院長ブログ

10分と50分

今日は午前が外来で、午後はまぶたの手術でした。
手術の申し込みは、白内障3人と霰粒腫2人(6歳女の子、45歳女性)で、今日の手術は眼瞼下垂が4人でした。

昨日の手術では、眼内レンズ交換が2件ありました。

一人は50代後半の男性で2023年7月に入れた単焦点レンズ(HOYA255)を度数を少し近くに変えるための手術、もう一人は70代後半の女性で、2022年10月に多焦点レンズ(FineVision)を使った白内障手術を受け、術後の見えにくさが多焦点レンズに由来するものと思われたため、単焦点レンズに入れ換えるために手術を行いました。

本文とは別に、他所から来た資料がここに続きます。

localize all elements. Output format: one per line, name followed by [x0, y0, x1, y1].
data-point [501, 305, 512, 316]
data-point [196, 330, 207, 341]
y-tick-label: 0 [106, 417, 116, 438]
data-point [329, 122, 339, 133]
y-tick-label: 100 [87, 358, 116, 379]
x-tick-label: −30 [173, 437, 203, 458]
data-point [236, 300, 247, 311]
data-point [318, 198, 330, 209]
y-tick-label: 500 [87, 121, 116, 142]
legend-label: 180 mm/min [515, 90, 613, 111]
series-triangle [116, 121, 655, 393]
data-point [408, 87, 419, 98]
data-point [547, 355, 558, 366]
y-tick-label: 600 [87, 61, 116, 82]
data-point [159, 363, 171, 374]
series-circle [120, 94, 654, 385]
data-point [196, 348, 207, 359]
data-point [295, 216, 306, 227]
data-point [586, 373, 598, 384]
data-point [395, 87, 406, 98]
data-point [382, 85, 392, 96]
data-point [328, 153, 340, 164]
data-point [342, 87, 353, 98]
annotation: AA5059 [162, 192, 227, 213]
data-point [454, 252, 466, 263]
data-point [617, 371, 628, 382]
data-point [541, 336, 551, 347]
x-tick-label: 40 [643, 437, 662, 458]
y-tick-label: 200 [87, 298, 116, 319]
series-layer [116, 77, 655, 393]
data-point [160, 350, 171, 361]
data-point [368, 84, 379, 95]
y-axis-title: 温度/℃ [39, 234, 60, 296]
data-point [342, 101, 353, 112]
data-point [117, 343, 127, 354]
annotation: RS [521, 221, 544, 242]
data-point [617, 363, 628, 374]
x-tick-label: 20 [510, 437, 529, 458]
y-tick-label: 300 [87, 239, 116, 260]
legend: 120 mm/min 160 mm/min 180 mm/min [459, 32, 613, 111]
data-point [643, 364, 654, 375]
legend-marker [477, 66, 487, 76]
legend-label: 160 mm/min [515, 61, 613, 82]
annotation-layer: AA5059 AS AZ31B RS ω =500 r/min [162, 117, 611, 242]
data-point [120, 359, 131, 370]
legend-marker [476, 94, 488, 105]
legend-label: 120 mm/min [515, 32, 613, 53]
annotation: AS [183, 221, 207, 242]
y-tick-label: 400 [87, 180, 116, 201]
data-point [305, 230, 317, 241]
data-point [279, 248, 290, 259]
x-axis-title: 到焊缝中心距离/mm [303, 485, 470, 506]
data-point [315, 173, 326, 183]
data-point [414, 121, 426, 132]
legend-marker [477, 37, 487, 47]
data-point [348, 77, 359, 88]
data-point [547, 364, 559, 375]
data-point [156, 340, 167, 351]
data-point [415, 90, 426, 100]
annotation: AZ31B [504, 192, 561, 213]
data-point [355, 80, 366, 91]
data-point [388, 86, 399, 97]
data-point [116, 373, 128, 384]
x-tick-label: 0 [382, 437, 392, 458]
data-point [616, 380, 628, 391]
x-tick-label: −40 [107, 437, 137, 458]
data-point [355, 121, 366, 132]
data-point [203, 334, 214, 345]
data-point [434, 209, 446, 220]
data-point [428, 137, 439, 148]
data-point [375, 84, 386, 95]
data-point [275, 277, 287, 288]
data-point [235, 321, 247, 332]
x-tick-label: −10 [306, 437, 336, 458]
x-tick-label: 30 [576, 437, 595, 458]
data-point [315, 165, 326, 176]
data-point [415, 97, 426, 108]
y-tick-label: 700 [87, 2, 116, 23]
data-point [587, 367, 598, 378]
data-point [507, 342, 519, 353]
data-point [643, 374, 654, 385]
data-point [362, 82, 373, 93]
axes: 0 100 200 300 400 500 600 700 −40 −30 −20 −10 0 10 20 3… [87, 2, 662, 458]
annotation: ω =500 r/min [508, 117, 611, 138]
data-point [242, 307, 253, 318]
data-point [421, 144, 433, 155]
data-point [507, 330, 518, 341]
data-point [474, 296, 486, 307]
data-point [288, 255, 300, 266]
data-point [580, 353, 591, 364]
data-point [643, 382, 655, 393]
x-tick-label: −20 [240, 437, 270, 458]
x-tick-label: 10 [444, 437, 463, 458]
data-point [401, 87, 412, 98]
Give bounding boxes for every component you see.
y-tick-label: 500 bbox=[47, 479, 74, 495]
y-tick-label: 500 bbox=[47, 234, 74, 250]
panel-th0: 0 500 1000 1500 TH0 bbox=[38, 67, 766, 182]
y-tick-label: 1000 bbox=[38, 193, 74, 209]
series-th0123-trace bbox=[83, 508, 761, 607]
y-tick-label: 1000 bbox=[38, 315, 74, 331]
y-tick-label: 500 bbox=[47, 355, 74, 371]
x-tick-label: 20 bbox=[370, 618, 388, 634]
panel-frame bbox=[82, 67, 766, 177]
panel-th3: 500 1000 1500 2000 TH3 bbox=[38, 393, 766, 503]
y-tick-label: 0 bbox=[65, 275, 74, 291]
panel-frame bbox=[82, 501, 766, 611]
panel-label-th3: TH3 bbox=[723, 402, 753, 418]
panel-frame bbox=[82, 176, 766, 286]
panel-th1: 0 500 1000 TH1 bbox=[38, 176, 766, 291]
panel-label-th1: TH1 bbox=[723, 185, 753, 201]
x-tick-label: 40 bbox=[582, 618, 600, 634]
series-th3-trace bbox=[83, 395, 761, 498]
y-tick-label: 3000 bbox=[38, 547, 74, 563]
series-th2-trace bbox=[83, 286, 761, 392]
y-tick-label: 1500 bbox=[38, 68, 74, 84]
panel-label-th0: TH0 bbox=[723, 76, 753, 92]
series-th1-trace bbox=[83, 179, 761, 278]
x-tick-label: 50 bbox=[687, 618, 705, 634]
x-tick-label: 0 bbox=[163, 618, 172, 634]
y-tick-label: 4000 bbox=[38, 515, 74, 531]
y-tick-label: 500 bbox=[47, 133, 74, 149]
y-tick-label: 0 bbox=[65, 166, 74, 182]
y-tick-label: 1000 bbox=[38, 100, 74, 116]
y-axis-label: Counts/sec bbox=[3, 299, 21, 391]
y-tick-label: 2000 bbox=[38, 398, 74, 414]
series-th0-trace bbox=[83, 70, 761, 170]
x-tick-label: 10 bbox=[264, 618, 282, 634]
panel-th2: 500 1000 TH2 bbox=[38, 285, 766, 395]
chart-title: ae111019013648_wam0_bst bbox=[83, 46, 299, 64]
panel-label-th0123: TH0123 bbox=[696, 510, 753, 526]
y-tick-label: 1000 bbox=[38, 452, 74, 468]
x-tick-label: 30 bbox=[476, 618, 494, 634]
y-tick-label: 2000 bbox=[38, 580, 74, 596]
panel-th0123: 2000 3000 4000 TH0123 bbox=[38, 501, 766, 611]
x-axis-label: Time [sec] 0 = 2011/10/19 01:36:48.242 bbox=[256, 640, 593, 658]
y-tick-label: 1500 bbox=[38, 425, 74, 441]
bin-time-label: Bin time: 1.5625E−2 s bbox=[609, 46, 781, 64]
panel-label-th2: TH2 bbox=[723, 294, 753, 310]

この二人の手術時間は、最初の50代の方が約10分、70代の方は約50分でした。よく眼内レンズ交換の難しさについて、最初の手術からどれだけ経っているか?という点に注目されがちですが、確かに初回白内障手術からの期間が4か月と13か月と差がありました。しかし、その期間だけの単純な話ではなく、入っているレンズでいうと、HOYA255は全長がやや短く癒着が起こりにくく、レンズの素材も柔らかいのですが、FineVisionは2つの輪っか状(ミッキーマウスの耳がくっついたような感じ)の支えが上下についた形状をしており安定する代わりに、癒着はやや出やすいようで、癒着がなかなか外れず、1か所支えを切断して取り出す必要がありました。また、一番厄介だったのは、70代の方は既に後嚢切開がされていたことで、後嚢の切開部がなるべく広がらないように、慎重な操作が必要だったことと、新たなレンズを後嚢の開いた残った水晶体嚢の中に収めるのが結構、難しかったです(タイヤ状の水晶体嚢にレンズを入れる感じです)。嚢外固定にすれば、もう少し簡単にレンズを入れられたかと思いますが、残った水晶体嚢が使えそうだったので、できれば嚢内に収めたいと思いました。ただ、開いている後嚢の切開部から後ろ側の硝子体があまり出てこないでくれたので、硝子体を器械で切除するような処置はしないで済んだのは幸いだったと思います。

結果的には、初回の白内障手術からの時間が短い方で、レンズ交換の手術時間も短く済みましたが、入っているレンズの種類や、後嚢を含めた眼の状態によって、その難易度はだいぶ変わってくるかなと思っています。

お二人ともなんとか無事予定のレンズに入れ換えることができてよかったです。